Business owners were frustrated by the advice of the OMT. Some entrepreneurs said that Cabinet should end public appearances by the OMT. "You create much unrest. Entrepreneurs are going crazy," director of the retail stores association INretial Jan Meerman told De Telegraaf.
Shopkeepers were angered that the Cabinet seemed to act solely on the wish of the OMT and did not hear the needs of the business owners. "It's crazy that we are the only country in lockdown," chair of the hospitality union Robin Willemsen said.
The OMT had various calculations for different scenarios. When primary and secondary schools reopen on Monday, it is expected to trigger a "wave of infections" peaking at the end of January or early February. According to OMT, the hospital admissions resulting from the wave could remain relatively limited. The number of patients in the ICU could rise to a maximum of 620 Covid-19 patients. Now there are 475 people with Covid-19 in the ICUs.
The OMT said a significant degree of uncertainty remains around these factors. For example, it is not yet clear how contagious Omicron is, how likely the chance is to end up in hospital and how effective vaccines are.
Preliminary research from the United Kingdom showed that Omicron spreads more rapidly than the Delta variant but leads to fewer hospital admissions. Although Omicron appears to be milder than delta, there is still a risk it could overload the healthcare system, the OMT said.

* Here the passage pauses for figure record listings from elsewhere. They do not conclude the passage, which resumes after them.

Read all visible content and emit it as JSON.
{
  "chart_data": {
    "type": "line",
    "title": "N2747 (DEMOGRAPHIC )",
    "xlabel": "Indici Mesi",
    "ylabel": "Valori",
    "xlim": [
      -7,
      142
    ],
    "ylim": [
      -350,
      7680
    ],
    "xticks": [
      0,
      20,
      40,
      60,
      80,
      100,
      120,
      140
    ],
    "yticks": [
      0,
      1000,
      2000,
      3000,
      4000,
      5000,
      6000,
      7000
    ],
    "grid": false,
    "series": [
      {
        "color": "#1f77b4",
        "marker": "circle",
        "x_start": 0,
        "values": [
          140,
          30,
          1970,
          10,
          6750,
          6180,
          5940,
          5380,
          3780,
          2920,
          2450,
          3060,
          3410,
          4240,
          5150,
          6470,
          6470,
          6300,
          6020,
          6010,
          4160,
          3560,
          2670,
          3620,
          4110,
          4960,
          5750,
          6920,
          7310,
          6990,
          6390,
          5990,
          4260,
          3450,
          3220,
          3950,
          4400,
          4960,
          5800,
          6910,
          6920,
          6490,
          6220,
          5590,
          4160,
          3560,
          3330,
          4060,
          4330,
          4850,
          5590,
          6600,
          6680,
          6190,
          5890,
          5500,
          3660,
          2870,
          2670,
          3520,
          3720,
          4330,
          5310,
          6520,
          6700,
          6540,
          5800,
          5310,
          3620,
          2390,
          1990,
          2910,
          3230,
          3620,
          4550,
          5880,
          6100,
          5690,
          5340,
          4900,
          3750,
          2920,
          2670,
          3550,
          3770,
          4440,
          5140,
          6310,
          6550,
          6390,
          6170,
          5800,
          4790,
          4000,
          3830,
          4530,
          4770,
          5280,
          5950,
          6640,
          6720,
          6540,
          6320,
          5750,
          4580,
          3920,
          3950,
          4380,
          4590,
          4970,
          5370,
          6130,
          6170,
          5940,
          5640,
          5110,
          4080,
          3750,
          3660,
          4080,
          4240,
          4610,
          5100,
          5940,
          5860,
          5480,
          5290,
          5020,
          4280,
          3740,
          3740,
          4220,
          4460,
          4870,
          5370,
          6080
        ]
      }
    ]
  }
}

Furthermore, it appears that vaccines are less effective against Omicron than against the earlier virus variants. In their latest advice, the OMT cited British research that a booster shot would offer 65 to 75 percent protection against infection with symptoms. Yet, according to the preliminary British figures, after ten weeks, that effectiveness has decreased to 40 to 50 percent. After a booster shot, people are 80 to 90 percent protected against hospitalization. How long the protection will be maintained will have become clear in further research.